PVC GPU allow the use of 1, 2 or 4 CCSs on each tile

and then adding the proper environment variables and mpiexec settings in the run script. For example, to run distributed training with 48 MPI processes per node exposing 4 CCSs per tile, set

export ZEX_NUMBER_OF_CCS=0:4,1:4,2:4,3:4,4:4,5:4,6:4,7:4,8:4,9:4,10:4,11:4
BIND_LIST="1:2:4:6:8:10:12:14:16:18:20:22:24:26:28:30:32:34:36:38:40:42:44:46:53:54:56:58:60:62:64:66:68:70:72:74:76:78:80:82:84:86:88:90:92:94:96:98"
mpiexec --pmi=pmix --envall -n 48 --ppn 48 \
    --cpu-bind=verbose,list:${BIND_LIST} \
    python training_script.py --ppd=4

Alternatively, users can use the following modified GPU affinity script in their mpiexec command in order to bind multiple MPI processes to each tile by setting ZE_AFFINITY_MASK

gpu_affinity_ccs.sh
#!/bin/bash

num_ccs=$1 # (1)!
shift
gpu_id=$(( PALS_LOCAL_RANKID / num_ccs ))
export ZE_AFFINITY_MASK=$gpu_id
exec "$@"

Note that the script takes the number of CCSs exposed as a command line argument

Checking PVC usage with xpu-smi

Users are invited to check correct placement of the MPI ranks on the different tiles by connecting to the compute node being used and executing

module load xpu-smi
watch -n 0.1 xpu-smi stats -d <GPU_ID> # (1)!
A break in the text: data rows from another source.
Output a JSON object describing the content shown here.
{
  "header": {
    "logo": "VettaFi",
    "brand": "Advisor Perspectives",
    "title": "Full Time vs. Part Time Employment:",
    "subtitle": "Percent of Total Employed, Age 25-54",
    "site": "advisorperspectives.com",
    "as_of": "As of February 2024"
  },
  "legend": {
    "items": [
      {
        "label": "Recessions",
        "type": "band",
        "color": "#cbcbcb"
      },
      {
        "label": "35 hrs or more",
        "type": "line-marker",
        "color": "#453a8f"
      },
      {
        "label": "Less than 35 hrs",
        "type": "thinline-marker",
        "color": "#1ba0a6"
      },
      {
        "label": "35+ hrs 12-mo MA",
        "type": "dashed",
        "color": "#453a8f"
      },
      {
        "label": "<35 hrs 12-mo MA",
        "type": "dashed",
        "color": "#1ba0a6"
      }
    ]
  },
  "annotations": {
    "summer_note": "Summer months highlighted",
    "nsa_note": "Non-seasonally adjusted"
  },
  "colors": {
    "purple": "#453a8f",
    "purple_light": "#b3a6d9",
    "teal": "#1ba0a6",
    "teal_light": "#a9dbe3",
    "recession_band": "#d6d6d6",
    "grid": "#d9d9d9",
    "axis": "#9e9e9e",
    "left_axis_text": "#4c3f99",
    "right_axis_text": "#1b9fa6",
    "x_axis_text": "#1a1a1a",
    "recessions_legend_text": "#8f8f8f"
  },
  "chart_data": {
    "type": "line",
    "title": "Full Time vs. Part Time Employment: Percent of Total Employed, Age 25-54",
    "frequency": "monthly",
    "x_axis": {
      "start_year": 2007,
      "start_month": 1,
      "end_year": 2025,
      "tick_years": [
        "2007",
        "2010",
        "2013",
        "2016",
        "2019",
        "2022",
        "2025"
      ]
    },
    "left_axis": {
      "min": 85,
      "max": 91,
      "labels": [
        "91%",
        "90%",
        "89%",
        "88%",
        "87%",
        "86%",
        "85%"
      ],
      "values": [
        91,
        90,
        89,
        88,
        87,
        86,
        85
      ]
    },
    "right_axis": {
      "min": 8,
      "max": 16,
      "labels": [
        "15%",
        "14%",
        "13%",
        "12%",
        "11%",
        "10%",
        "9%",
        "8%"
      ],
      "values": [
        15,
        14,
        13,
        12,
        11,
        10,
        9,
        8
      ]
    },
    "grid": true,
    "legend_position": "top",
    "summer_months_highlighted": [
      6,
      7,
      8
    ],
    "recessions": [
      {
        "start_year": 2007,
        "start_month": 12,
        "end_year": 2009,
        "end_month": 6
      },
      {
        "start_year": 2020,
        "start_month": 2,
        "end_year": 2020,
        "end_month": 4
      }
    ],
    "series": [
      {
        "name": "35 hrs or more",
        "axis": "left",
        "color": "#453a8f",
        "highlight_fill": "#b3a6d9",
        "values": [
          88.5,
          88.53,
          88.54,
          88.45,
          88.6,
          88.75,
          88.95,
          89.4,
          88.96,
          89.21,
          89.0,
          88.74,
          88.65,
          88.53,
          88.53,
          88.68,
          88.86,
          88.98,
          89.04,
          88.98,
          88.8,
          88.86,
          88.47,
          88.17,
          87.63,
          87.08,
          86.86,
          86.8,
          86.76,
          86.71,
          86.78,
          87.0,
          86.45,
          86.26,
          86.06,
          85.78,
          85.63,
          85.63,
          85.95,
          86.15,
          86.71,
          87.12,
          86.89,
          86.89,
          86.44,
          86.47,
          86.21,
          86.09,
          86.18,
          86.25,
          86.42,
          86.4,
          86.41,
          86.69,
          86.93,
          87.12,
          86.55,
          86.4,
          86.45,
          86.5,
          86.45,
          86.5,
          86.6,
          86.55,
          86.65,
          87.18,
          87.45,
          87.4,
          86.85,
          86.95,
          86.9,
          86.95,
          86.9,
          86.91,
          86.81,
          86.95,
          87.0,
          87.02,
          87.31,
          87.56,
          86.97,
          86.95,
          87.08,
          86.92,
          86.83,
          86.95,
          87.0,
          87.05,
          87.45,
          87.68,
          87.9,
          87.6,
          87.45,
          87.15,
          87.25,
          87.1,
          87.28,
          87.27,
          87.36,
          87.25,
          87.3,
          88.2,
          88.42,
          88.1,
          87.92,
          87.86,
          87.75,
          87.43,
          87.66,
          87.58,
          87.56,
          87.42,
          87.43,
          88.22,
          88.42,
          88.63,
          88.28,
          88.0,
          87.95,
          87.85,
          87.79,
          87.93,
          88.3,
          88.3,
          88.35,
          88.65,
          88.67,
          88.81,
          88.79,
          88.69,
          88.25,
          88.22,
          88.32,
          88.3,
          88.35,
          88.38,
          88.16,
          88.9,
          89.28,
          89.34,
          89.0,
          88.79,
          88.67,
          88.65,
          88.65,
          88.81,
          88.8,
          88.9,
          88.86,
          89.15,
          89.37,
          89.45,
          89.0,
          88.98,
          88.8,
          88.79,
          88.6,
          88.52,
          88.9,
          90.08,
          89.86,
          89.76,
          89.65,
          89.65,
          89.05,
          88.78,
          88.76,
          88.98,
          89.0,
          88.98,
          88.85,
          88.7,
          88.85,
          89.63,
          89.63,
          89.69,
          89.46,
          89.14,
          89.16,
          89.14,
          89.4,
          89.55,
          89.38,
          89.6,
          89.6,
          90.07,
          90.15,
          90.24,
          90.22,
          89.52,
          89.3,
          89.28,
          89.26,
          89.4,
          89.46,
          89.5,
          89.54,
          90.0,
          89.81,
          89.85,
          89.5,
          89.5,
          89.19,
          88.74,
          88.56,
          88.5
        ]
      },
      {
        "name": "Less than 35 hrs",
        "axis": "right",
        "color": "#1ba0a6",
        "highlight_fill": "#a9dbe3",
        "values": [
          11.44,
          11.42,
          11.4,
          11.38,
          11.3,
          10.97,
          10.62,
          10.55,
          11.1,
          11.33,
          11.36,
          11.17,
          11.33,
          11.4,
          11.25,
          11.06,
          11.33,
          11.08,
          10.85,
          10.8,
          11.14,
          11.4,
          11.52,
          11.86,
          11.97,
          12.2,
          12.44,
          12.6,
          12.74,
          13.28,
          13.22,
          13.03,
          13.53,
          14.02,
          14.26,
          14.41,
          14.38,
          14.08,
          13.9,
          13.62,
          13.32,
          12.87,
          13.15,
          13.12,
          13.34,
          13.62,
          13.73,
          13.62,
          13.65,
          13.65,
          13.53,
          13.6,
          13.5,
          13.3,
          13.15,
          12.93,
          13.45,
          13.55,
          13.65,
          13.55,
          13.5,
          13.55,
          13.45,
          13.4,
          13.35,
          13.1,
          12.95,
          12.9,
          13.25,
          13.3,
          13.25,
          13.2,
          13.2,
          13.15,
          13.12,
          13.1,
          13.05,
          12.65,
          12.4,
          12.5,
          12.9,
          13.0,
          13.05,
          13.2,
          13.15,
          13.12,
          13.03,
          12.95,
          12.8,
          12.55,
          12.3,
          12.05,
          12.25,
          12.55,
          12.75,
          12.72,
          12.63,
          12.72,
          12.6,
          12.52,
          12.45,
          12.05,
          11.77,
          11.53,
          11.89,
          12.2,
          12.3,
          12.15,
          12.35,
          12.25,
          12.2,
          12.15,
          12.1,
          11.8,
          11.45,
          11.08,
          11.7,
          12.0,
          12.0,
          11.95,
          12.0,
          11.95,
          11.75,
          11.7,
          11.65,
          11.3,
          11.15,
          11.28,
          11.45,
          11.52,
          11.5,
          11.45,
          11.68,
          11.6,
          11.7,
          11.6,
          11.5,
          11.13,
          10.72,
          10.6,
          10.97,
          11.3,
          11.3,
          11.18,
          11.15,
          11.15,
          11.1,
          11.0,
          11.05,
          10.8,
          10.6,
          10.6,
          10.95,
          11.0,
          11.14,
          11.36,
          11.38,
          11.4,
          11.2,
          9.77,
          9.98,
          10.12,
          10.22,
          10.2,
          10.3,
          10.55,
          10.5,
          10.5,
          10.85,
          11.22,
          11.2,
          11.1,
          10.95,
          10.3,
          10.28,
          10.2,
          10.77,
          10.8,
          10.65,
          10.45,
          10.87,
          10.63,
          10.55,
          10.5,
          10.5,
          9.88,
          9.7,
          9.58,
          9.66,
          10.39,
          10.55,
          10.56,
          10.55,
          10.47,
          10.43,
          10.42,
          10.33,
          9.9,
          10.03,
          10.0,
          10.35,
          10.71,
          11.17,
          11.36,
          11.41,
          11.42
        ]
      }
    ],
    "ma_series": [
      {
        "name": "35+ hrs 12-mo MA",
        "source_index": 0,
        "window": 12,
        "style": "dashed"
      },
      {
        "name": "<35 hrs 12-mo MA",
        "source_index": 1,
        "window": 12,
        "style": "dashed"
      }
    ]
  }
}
In this case, GPU_ID refers to the 6 GPU on each node, not an individual tile

and checking the GPU and memory utilization of both tiles.

Multiple CCSs and oneCCL

When performing distributed training exposing multiple CCSs, the collective communications with the oneCCL backend are delegated to the CPU. This is done in the background by oneCCL, so no change to the users' code is required to move data between host and device, however it may impact the performance of the collectives at scale.
When using PyTorch DDP, the model must be offloaded to the XPU device after calling the DDP() wrapper on the model to avoid hangs.